The leader and deputy leader of far-right group Britain First have been jailed for a total of 54 weeks after being found guilty of religiously-aggravated harassment.
Leader Paul Golding, 36, and deputy leader Jayda Fransen, 32, were arrested over the distribution of leaflets and the posting of online videos during a gang-rape trial in May last year in Kent.
Golding was found guilty of one charge of religiously-aggravated harassment and Fransen three counts of the same offence at Folkestone Magistrates' Court on Wednesday (7 March).
Judge Justin Barron threw out three of the charges, two of Golding's and one of Fransen's
Fransen was handed a 36-week sentence and Golding 18 weeks after magistrates heard that they targeted innocent people they thought was involved in a rape trial.
The pair, both from Penge in south-east London, were arrested in May last year and denied a total of seven counts of harassment during their trial in January this year.
Barren said the pair's words and actions "demonstrated hostility" towards Muslims and the Islamic faith, reported BBC News.
"I have no doubt it was their joint intention to use the facts of the case [in Canterbury] for their own political ends," said Barren.
"It was a campaign to draw attention to the race, religion and immigrant background of the defendants."
The court was told that in May last year Fransen and Golding attended 555 Pizza takeaway in Ramsgate, which they believed was the address of one defendant who was standing trial for rape at Canterbury Crown Court, where three men and a teenager were jailed for rape.

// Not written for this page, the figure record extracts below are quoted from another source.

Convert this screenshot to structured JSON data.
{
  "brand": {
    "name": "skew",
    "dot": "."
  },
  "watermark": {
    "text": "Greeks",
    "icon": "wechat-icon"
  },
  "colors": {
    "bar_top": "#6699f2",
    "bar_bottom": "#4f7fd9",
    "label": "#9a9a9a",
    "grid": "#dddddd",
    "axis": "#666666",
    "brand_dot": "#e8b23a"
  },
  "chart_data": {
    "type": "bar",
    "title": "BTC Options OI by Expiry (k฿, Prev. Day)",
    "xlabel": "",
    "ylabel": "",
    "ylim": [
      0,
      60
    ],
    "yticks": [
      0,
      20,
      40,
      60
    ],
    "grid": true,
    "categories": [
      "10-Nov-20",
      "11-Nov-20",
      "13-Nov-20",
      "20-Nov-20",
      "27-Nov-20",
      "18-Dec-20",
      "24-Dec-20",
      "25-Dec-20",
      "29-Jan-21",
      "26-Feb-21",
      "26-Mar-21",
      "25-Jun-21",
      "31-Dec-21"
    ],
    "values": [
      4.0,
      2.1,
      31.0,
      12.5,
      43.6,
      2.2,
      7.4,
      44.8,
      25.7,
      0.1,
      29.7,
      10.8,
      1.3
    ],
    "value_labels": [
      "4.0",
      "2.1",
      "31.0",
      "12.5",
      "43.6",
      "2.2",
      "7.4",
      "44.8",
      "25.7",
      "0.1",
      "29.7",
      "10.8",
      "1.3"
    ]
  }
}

Magistrates heard that Fransen and Golding banged on the windows and doors of the takeaway while yelling "paedophile" and "foreigner" at an innocent member of the public inside.
The pair filmed their actions and released it through their social media channels and through the Britain First website.
The defendants also posted offensive leaflets through letterboxes of houses close to where they thought the alleged rapists lived.
Fransen was convicted of visiting a house she wrongly believed to be the current address of Sershah Muslimyar, a man who was later convicted of rape, and shouting abuse.
Fransen also visited the home of Tamin Rahmani and shouted racist abuse through the front door while his pregnant partner Kelli Best was in the property.
During the trial Fransen had denied being a racist but admitted she had carried out campaigns against citizens accused of sex offences.